El ataque iraní y el posterior bombardeo de Washington representan la prueba más significativa hasta ahora para el acuerdo provisional alcanzado hace una semana entre ambos países, cuyo objetivo principal es avanzar en la resolución del conflicto armado que persiste desde hace meses y reabrir el corredor marítimo estratégico.
El presidente estadounidense, Donald Trump, declaró que el ataque con drones constituyó una violación del alto el fuego. Los bombardeos estadounidenses se produjeron poco después de que Trump, consultado por la prensa sobre una posible respuesta, afirmara de manera críptica: “Ya lo verán”.
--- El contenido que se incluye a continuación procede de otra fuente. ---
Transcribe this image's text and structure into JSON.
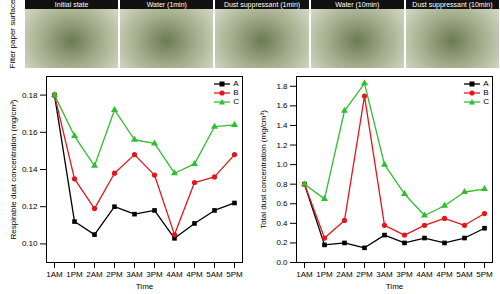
{
  "panel_label": "Filter paper surface",
  "photos": [
    "Initial state",
    "Water (1min)",
    "Dust suppressant (1min)",
    "Water (10min)",
    "Dust suppressant (10min)"
  ],
  "chart_data": [
    {
      "type": "line",
      "x_label": "Time",
      "y_label": "Respirable dust concentration (mg/cm³)",
      "categories": [
        "1AM",
        "1PM",
        "2AM",
        "2PM",
        "3AM",
        "3PM",
        "4AM",
        "4PM",
        "5AM",
        "5PM"
      ],
      "series": [
        {
          "name": "A",
          "color": "#000000",
          "marker": "square",
          "values": [
            0.18,
            0.112,
            0.105,
            0.12,
            0.116,
            0.118,
            0.103,
            0.111,
            0.118,
            0.122
          ]
        },
        {
          "name": "B",
          "color": "#e3161b",
          "marker": "circle",
          "values": [
            0.18,
            0.135,
            0.119,
            0.138,
            0.148,
            0.137,
            0.105,
            0.133,
            0.136,
            0.148
          ]
        },
        {
          "name": "C",
          "color": "#2fbf2f",
          "marker": "triangle",
          "values": [
            0.18,
            0.158,
            0.142,
            0.172,
            0.156,
            0.154,
            0.138,
            0.143,
            0.163,
            0.164
          ]
        }
      ],
      "ylim": [
        0.09,
        0.19
      ],
      "yticks": [
        {
          "value": 0.1,
          "label": "0.10"
        },
        0.12,
        0.14,
        0.16,
        0.18
      ],
      "grid": false,
      "legend": "top-right"
    },
    {
      "type": "line",
      "x_label": "Time",
      "y_label": "Total dust concentration (mg/cm³)",
      "categories": [
        "1AM",
        "1PM",
        "2AM",
        "2PM",
        "3AM",
        "3PM",
        "4AM",
        "4PM",
        "5AM",
        "5PM"
      ],
      "series": [
        {
          "name": "A",
          "color": "#000000",
          "marker": "square",
          "values": [
            0.8,
            0.18,
            0.2,
            0.15,
            0.28,
            0.2,
            0.25,
            0.2,
            0.25,
            0.35
          ]
        },
        {
          "name": "B",
          "color": "#e3161b",
          "marker": "circle",
          "values": [
            0.8,
            0.25,
            0.43,
            1.7,
            0.38,
            0.28,
            0.38,
            0.45,
            0.38,
            0.5
          ]
        },
        {
          "name": "C",
          "color": "#2fbf2f",
          "marker": "triangle",
          "values": [
            0.8,
            0.65,
            1.55,
            1.83,
            1.0,
            0.7,
            0.48,
            0.58,
            0.72,
            0.75
          ]
        }
      ],
      "ylim": [
        0,
        1.9
      ],
      "yticks": [
        {
          "value": 0,
          "label": "0.0"
        },
        0.2,
        0.4,
        0.6,
        0.8,
        {
          "value": 1,
          "label": "1.0"
        },
        1.2,
        1.4,
        1.6,
        1.8
      ],
      "grid": false,
      "legend": "top-right"
    }
  ]
}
El inquilino de la Casa Blanca expresó su malestar ante los ataques ocurridos el día anterior y afirmó: “No me gusta que hayan lanzado un ataque ayer, de hecho, cuatro”, en una declaración realizada en la Casa Blanca momentos antes de que se ejecutara la respuesta militar estadounidense.

Cuando los periodistas le preguntaron sobre la aparente contradicción entre estos incidentes y el avance de las conversaciones con Teherán, Trump respondió con ambigüedad sobre Irán: “Son un poco diferentes”.
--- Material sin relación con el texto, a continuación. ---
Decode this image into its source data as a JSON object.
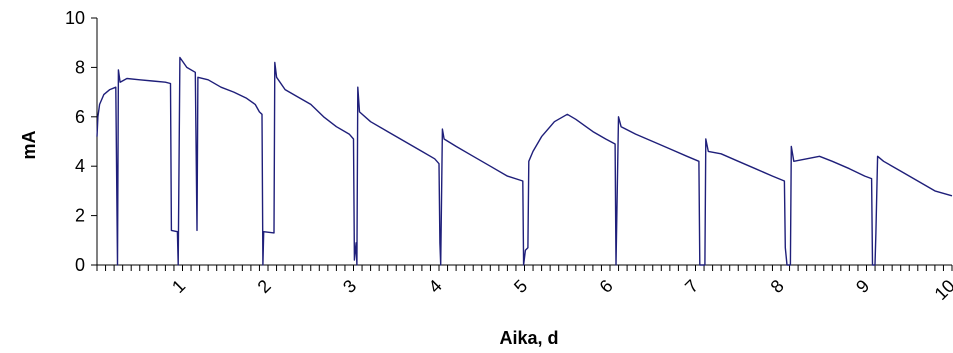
{
  "chart_data": {
    "type": "line",
    "title": "",
    "xlabel": "Aika, d",
    "ylabel": "mA",
    "xlim": [
      0,
      10
    ],
    "ylim": [
      0,
      10
    ],
    "y_ticks": [
      0,
      2,
      4,
      6,
      8,
      10
    ],
    "x_tick_labels": [
      1,
      2,
      3,
      4,
      5,
      6,
      7,
      8,
      9,
      10
    ],
    "x_minor_tick_step": 0.1,
    "grid": false,
    "legend": "none",
    "line_color": "#1f1f7a",
    "series": [
      {
        "values": [
          [
            0.0,
            5.2
          ],
          [
            0.01,
            6.0
          ],
          [
            0.03,
            6.5
          ],
          [
            0.08,
            6.9
          ],
          [
            0.15,
            7.1
          ],
          [
            0.22,
            7.2
          ],
          [
            0.24,
            0.0
          ],
          [
            0.25,
            7.9
          ],
          [
            0.27,
            7.4
          ],
          [
            0.35,
            7.55
          ],
          [
            0.5,
            7.5
          ],
          [
            0.65,
            7.45
          ],
          [
            0.8,
            7.4
          ],
          [
            0.86,
            7.35
          ],
          [
            0.87,
            1.4
          ],
          [
            0.94,
            1.35
          ],
          [
            0.95,
            0.0
          ],
          [
            0.97,
            8.4
          ],
          [
            1.05,
            8.0
          ],
          [
            1.15,
            7.8
          ],
          [
            1.17,
            1.4
          ],
          [
            1.18,
            7.6
          ],
          [
            1.3,
            7.5
          ],
          [
            1.45,
            7.2
          ],
          [
            1.6,
            7.0
          ],
          [
            1.75,
            6.75
          ],
          [
            1.85,
            6.5
          ],
          [
            1.9,
            6.2
          ],
          [
            1.93,
            6.1
          ],
          [
            1.94,
            0.0
          ],
          [
            1.95,
            1.35
          ],
          [
            2.07,
            1.3
          ],
          [
            2.08,
            8.2
          ],
          [
            2.1,
            7.6
          ],
          [
            2.2,
            7.1
          ],
          [
            2.35,
            6.8
          ],
          [
            2.5,
            6.5
          ],
          [
            2.65,
            6.0
          ],
          [
            2.8,
            5.6
          ],
          [
            2.95,
            5.3
          ],
          [
            3.0,
            5.1
          ],
          [
            3.01,
            0.2
          ],
          [
            3.03,
            0.9
          ],
          [
            3.04,
            0.0
          ],
          [
            3.05,
            7.2
          ],
          [
            3.07,
            6.2
          ],
          [
            3.2,
            5.8
          ],
          [
            3.4,
            5.4
          ],
          [
            3.6,
            5.0
          ],
          [
            3.8,
            4.6
          ],
          [
            3.95,
            4.3
          ],
          [
            4.0,
            4.1
          ],
          [
            4.01,
            0.9
          ],
          [
            4.02,
            0.0
          ],
          [
            4.04,
            5.5
          ],
          [
            4.06,
            5.1
          ],
          [
            4.2,
            4.8
          ],
          [
            4.4,
            4.4
          ],
          [
            4.6,
            4.0
          ],
          [
            4.8,
            3.6
          ],
          [
            4.98,
            3.4
          ],
          [
            4.99,
            0.0
          ],
          [
            5.01,
            0.6
          ],
          [
            5.04,
            0.7
          ],
          [
            5.05,
            4.2
          ],
          [
            5.1,
            4.6
          ],
          [
            5.2,
            5.2
          ],
          [
            5.35,
            5.8
          ],
          [
            5.5,
            6.1
          ],
          [
            5.6,
            5.9
          ],
          [
            5.8,
            5.4
          ],
          [
            5.95,
            5.1
          ],
          [
            6.06,
            4.9
          ],
          [
            6.07,
            0.0
          ],
          [
            6.1,
            6.0
          ],
          [
            6.13,
            5.6
          ],
          [
            6.3,
            5.3
          ],
          [
            6.5,
            5.0
          ],
          [
            6.7,
            4.7
          ],
          [
            6.9,
            4.4
          ],
          [
            7.04,
            4.2
          ],
          [
            7.05,
            0.0
          ],
          [
            7.11,
            0.0
          ],
          [
            7.12,
            5.1
          ],
          [
            7.15,
            4.6
          ],
          [
            7.3,
            4.5
          ],
          [
            7.5,
            4.2
          ],
          [
            7.7,
            3.9
          ],
          [
            7.9,
            3.6
          ],
          [
            8.04,
            3.4
          ],
          [
            8.05,
            0.7
          ],
          [
            8.07,
            0.0
          ],
          [
            8.11,
            0.0
          ],
          [
            8.12,
            4.8
          ],
          [
            8.15,
            4.2
          ],
          [
            8.3,
            4.3
          ],
          [
            8.45,
            4.4
          ],
          [
            8.6,
            4.2
          ],
          [
            8.8,
            3.9
          ],
          [
            8.98,
            3.6
          ],
          [
            9.06,
            3.5
          ],
          [
            9.07,
            0.0
          ],
          [
            9.1,
            0.0
          ],
          [
            9.11,
            1.3
          ],
          [
            9.13,
            4.4
          ],
          [
            9.2,
            4.2
          ],
          [
            9.4,
            3.8
          ],
          [
            9.6,
            3.4
          ],
          [
            9.8,
            3.0
          ],
          [
            10.0,
            2.8
          ]
        ]
      }
    ]
  }
}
Acuerdo trilateral paralelo
En un frente diplomático distinto, Israel, Líbano y Estados Unidos firmaron el viernes en Washington un acuerdo marco trilateral que busca establecer las bases para una paz duradera entre ambos países, tras décadas de hostilidades y meses de enfrentamientos entre el ejército israelí y Hezbollah en el sur del Líbano. El secretario de Estado estadounidense, Marco Rubio, advirtió que “aún queda mucho trabajo por delante”.
La embajadora libanesa ante Washington, Nada Hamadeh Moawad, calificó el acuerdo como “un primer paso en el camino hacia la restauración de la soberanía y la integridad territorial libanesa” y hacia “una cesación permanente y definitiva de las hostilidades”.
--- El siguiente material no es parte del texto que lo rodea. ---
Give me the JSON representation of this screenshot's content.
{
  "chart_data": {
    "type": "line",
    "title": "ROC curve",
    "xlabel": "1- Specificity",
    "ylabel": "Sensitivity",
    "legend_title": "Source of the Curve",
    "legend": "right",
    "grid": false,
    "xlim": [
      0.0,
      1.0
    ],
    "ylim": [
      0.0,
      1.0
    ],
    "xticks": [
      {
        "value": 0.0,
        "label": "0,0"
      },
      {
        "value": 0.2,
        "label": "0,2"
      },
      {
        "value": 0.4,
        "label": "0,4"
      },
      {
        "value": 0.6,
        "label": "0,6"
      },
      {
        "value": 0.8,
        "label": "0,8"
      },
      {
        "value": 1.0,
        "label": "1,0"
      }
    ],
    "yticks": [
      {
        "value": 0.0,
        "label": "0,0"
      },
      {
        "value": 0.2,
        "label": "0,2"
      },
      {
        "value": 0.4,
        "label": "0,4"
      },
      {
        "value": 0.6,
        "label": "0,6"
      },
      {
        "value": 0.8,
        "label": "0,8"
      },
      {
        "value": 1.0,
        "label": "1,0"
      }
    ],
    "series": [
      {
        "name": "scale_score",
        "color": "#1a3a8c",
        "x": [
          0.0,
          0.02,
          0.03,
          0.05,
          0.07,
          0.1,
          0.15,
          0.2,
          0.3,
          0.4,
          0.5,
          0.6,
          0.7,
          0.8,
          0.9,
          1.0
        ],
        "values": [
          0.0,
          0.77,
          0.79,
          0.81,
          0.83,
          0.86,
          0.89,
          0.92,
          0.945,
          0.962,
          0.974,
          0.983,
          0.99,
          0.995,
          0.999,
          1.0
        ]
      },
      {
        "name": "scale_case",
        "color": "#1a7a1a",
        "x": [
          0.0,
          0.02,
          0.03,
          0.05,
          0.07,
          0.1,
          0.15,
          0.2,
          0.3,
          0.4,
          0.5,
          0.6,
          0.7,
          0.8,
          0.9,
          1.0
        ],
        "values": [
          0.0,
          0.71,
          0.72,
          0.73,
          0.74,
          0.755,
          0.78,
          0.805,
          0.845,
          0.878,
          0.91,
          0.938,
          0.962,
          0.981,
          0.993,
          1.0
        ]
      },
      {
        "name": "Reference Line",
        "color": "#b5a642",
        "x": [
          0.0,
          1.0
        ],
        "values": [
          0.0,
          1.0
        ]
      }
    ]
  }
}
Por su parte, el enviado israelí ante Estados Unidos, Yechiel Leiter, declaró con optimismo: “Irán está fuera, Hezbollah está fuera, y el camino hacia la paz entre Israel y el Líbano está abierto”.

Este documento es el resultado de cinco rondas de negociaciones en Washington iniciadas en abril, impulsadas por la administración estadounidense tras el inicio del conflicto el 2 de marzo, cuando Hezbollah abrió fuego en represalia por la muerte del líder iraní, el ayatollah Alí Khamenei, en ataques atribuidos a Estados Unidos e Israel. La respuesta israelí incluyó bombardeos y una invasión terrestre que, según autoridades libanesas, ha causado más de 4.200 muertos y ha desplazado a más de un millón de personas.